Wenn der Wahlsieg der PVV ein Stresstest für den demokratischen Rechtsstaat ist, ist dieser Sieg gewissermaßen auch ein Stresstest für die niederländischen Talkshows. Und wenn die ersten Tage nach der Wahl vorbildlich für die kommenden Monate sind, habe ich vorerst wenig Vertrauen darin.
Im Fernsehen kommt die Antwort auf diesen Stresstest vorerst vor allem von einer Gruppe kluger Männer, die verkünden, dass es so schnell sicher nicht gehen wird. Als Reaktion auf das Wahlergebnis demonstrieren? Das ist vor allem eine Frage der Körperhaltung. Nehmen wir zum Beispiel den politischen Kuschelvater Johan Remkes, der mitmacht WNL am Sonntag beklagte sich über den „übertriebenen Ton“ dieser Demonstranten, die eine Art „Hölle und Verdammnis“ sehen und damit das Gefühl der Unsicherheit „nur noch weiter schüren“. Die Demonstranten mussten dem schnell ein Ende setzen, denn wir haben einen Rechtsstaat, der verhindert, dass „verrückte Dinge passieren“.
Aber für den Echten Boomersplaining Wir mussten am Freitagabend wegen einer in jeder Hinsicht desaströsen Sendung vorbeischauen Auf 1, wo ein Tisch voller Männer – ernsthafte Wahlanalysen konnte man offenbar nicht den Frauen überlassen – über die Ergebnisse nachdachte. Die VVD-Prominenten Ton Elias und Paul Slettenhaar fanden es lächerlich, dass ihr „Dilan“ vorerst (wirklich) nicht mit Wilders im Kabinett sein will. Schließlich hatte der Wähler gesprochen, und außerdem, so Elias, sei Wilders „heute ein völlig anderer Wilder als die Wilders von damals“. Und der gute Geert würde sicherlich alle seine extremen Ideen abstellen.
Richtig peinlich wurde es erst, als Moderator Tijs van den Brink einigen jungen Demonstranten das Wort erteilte, die – wie passend – in der hinteren Reihe saßen. Und genau hier haben die Männer die Grenze gezogen, denn wie kamen diese jungen Leute auf die Idee, gegen den Faschismus zu demonstrieren? Paul „sjongejongejonge“ Slettenhaar fand das alles lächerlich und sprach von „Dämonisierung“, BBB-Gründer Henk Vermeer brachte die „supergefährlichen“ Demonstrationen kurz damit in Verbindung, dass Wilders seit Jahren geschützt sei und Slettenhaar fügte verächtlich hinzu, dass die Demonstration „zumindest nicht“ sei Es hingen Hamas-Flaggen.

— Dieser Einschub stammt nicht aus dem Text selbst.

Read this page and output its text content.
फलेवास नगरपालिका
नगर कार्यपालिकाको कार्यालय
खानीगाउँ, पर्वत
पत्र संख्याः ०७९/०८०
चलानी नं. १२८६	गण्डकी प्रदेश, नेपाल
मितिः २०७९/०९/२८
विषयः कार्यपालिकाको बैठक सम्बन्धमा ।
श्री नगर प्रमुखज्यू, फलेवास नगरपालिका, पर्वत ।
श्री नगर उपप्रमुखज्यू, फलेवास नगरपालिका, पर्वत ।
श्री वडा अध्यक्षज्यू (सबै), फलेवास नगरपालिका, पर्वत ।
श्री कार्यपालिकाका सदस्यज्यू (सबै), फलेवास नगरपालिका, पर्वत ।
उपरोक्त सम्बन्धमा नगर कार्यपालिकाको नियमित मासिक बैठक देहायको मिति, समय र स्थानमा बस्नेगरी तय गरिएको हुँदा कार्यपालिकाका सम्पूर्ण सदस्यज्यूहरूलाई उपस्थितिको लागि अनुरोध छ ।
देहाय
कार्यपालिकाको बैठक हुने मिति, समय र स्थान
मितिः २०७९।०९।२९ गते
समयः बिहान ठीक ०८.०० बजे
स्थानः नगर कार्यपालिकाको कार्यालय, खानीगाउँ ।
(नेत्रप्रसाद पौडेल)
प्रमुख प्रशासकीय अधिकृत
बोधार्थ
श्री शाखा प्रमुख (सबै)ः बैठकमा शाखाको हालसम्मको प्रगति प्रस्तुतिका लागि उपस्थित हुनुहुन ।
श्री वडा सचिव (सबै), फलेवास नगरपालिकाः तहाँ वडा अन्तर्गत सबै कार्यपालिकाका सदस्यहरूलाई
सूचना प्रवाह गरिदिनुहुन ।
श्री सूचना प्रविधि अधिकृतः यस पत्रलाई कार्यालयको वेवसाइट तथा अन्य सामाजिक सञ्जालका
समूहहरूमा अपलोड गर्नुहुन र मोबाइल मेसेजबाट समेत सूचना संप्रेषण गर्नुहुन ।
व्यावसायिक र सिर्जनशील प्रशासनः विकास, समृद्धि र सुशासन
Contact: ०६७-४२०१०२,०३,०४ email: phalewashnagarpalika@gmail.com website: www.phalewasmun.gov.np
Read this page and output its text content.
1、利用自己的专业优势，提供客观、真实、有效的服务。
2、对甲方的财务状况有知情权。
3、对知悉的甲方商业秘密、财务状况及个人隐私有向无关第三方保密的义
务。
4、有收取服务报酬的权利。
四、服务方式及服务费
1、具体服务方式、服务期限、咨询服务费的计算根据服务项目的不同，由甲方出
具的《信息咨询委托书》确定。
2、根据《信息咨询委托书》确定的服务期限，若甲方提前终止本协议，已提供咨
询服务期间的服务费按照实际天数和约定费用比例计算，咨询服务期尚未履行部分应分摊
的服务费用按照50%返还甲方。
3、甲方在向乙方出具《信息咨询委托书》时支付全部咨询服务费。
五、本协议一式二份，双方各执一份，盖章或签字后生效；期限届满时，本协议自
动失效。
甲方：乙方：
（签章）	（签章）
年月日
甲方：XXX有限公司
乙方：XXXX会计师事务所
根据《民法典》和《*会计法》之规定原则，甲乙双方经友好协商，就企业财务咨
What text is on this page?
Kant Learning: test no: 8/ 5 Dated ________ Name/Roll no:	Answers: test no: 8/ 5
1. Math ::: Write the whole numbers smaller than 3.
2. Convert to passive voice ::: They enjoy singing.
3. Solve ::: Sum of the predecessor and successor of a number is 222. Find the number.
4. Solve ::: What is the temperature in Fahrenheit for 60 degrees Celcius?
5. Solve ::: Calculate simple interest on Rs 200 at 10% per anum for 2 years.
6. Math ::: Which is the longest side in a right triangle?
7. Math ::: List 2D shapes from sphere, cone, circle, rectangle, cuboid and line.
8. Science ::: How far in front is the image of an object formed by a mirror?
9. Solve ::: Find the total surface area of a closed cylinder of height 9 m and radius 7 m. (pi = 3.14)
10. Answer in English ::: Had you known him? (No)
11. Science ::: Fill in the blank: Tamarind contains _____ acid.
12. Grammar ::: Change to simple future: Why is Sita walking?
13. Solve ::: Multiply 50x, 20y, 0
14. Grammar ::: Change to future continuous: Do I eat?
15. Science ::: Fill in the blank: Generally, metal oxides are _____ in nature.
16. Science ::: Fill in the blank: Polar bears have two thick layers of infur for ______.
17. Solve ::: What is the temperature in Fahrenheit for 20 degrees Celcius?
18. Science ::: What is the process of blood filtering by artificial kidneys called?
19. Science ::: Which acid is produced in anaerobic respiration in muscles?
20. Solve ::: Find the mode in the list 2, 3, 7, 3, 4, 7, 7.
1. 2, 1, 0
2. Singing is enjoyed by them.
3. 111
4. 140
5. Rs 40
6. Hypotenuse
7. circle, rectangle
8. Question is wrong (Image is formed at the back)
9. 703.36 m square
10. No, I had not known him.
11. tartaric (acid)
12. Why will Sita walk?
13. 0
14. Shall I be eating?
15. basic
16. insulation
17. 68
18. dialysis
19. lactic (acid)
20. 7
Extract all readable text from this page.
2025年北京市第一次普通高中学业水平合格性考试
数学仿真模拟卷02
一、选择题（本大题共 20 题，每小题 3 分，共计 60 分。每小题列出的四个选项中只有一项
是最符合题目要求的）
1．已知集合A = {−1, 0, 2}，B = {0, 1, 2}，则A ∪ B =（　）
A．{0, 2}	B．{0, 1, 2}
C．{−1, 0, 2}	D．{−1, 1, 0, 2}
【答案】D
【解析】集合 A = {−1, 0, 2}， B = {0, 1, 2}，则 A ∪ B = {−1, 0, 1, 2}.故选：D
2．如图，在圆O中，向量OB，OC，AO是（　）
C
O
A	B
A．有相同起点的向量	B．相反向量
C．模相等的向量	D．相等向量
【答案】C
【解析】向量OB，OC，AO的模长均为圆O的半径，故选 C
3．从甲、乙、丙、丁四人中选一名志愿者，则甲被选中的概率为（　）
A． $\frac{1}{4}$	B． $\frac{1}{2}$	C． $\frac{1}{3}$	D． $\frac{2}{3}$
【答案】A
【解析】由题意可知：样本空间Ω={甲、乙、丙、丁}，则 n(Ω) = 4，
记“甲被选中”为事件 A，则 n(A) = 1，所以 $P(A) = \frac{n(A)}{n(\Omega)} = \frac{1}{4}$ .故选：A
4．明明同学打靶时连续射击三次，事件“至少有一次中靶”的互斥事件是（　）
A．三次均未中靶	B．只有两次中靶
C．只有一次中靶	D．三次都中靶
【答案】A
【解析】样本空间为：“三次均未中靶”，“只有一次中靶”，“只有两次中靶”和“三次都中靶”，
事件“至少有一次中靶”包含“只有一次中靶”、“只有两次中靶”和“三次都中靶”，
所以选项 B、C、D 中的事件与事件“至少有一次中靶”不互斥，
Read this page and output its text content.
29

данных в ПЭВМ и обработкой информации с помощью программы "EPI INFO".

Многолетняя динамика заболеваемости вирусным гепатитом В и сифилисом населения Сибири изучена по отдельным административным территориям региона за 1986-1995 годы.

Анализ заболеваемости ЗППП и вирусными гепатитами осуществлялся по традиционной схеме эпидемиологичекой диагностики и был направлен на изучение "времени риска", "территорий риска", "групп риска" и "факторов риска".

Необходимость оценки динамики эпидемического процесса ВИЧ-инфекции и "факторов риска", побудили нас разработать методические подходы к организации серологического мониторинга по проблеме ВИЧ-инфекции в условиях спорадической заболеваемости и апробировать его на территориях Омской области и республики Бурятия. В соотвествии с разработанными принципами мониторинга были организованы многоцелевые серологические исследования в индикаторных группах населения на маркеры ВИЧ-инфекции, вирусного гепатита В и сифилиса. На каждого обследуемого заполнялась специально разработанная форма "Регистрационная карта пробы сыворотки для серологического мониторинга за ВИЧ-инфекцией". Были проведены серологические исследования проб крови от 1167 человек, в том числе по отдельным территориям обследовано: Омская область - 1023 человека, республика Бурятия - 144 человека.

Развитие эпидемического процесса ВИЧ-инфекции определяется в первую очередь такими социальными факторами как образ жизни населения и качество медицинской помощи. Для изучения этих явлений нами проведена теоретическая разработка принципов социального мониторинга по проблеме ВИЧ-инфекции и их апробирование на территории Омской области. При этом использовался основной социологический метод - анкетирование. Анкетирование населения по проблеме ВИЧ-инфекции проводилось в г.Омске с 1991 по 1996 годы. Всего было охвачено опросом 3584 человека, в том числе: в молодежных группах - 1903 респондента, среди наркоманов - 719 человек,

Dies ist offenbar die Analyseebene, mit der wir uns nach der Wahl befassen müssen: eins Heute drinnen-artiges Gepolter einiger wütender Männer, die die Gefahr vorerst eher in einer Gruppe besorgter junger Menschen als in einem extremistischen Wahlsieger sehen.
Mittlerweile hält sich am Diskussionstisch auch nach den Wahlen mühelos die Vorstellung, dass „Wilders 2.0“ keine solchen Fortschritte machen wird. Die Normalisierung ist weiterhin in vollem Gange und jeder, der es wagt, sich dagegen auszusprechen, wird schnell wieder in den Käfig geschickt. Oh Mädchen, was weißt du eigentlich darüber?